Словом, я был уверен, что проиграет мой пылкий противник, и думал о своей тактике в поединке.
На три часа был назначен общий обед у командира, поводом которому служили именины прапорщика Купросова. Пропускать этот обед мне не хотелось, и я подсчитал, что если дуэль начнется в два и даже в половине третьего, то я вполне управлюсь и мы с Шульманом сядем к столу вместе со всеми. Но время шло, а секунданты моего противника все не появлялись. Лишь в начале третьего, когда терпение мое иссякло, на двор прибыли верхами двое молодых людей и смущенно спросили, являюсь ли я капитаном Степановым?
«Вы приятели Красинского?» — спросил я. Оба кивнули. «Ну, господа, у меня времени в обрез. Назначим дуэль через четверть часа». Молодые люди удивились и ответили, что это невозможно, что дуэль можно начать самое раннее через час. «Будь по-вашему, — сказал я, — через час.
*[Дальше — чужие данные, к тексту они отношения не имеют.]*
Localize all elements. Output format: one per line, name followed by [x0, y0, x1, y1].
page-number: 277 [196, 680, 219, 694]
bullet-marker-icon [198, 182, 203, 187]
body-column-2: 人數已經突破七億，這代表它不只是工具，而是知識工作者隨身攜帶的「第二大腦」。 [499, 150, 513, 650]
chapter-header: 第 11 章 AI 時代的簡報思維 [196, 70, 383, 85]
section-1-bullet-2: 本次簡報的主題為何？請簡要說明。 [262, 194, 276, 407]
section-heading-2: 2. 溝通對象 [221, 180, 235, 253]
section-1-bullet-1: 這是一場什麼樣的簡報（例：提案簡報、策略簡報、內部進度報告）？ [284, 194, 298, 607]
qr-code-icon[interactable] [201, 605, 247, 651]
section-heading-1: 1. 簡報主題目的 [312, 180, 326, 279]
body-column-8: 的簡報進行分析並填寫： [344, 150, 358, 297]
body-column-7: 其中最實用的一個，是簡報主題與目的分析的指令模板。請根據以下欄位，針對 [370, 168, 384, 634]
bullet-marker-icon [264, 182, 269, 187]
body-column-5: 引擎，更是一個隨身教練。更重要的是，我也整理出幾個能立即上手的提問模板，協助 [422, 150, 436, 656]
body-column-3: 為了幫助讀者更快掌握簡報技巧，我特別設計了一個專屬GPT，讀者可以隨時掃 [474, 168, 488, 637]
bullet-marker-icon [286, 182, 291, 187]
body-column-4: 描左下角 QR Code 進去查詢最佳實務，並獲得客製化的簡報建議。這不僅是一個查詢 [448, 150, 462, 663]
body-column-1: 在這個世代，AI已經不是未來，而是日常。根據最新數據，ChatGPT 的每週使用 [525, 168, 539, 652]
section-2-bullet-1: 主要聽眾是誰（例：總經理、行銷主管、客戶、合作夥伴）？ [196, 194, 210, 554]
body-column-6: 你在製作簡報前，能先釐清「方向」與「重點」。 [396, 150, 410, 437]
Встретимся в лесу у креста. Мои условия таковы: оружие — сабли, деремся до первой крови. Вы согласны?» — «Нет! — было сказано мне. — Господин Красинский выставляет другое условие: драться насмерть или до тяжелой раны». — «Хорошо, — сказал я. — Пусть будет так!» И на этом мы расстались.
Позвав Федора, я велел ему наточить две сабли, увязать их в пакет и приторочить к моему седлу. «Не беспокойтесь, ваше благородие, — просияв, сказал Федор. — Наточу лучше бритвы. Оттяпает руку в один удар». — «Ты о чем? — сказал я. — Ты что себе позволяешь!» — «Нет, я ничего, я понимаю, заговорщицки отвечал денщик. — Это так, лозу рубить из-за скуки».
Через полчаса на поповский двор начали собираться офицеры. Встретив Шульмана, я сообщил, какие обязанности предстоит ему выполнять. Лекарь, сразу сообразив, что роль секунданта призывает его к трезвости и лишает обеда, стал горячо меня убеждать отказаться от безнравственной затеи или хотя бы перенести ее на вечер. Я сказал, что и то и другое невозможно. С тяжким сердцем согласился он на эту жертву.
Скоро обед начался, командир произнес поздравление, все, кроме нас с Шульманом, выпили. Я изобразил внезапный приступ головной боли, лекарь вызвался помочь мне порошками, и нас на короткий срок отпустили.
Орлик и лошадь для Шульмана стояли у коновязи. Мы сели в седла и выехали на улицу. Тут, ни слова не говоря, будто по договоренности, к нам присоединился Федор, вооруженный с головы до ног — саблею, штуцером и парой пистолетов.
«А ты, брат, куда?» — спросил я. К этому вопросу денщик мой, видимо, приготовился, потому что выпалил с петушиным задором: «Ваше благородие, да разве можно одному на такое дело…» — «Ты что кричишь! — сердито прошипел я. — Ты всю батарею поднимешь…» — «Все равно я тут не усижу, — шепотом продолжал Федор. — Поскачу вслед. Сердце мое изведется сторожить вас за околицей. А не дай бог что случится…» — «Накаркай!» — сердясь отвечал я. «Вдруг их толпа примчится и порубят вас в десять сабель». — «Вот уж ты защитишь!» — рассердился я и приказал ему безвыходно сидеть на квартире. Если же меня приедут спрашивать, наказал я, то следует отвечать, что у штабс-капитана мигрень, он поехал развеяться.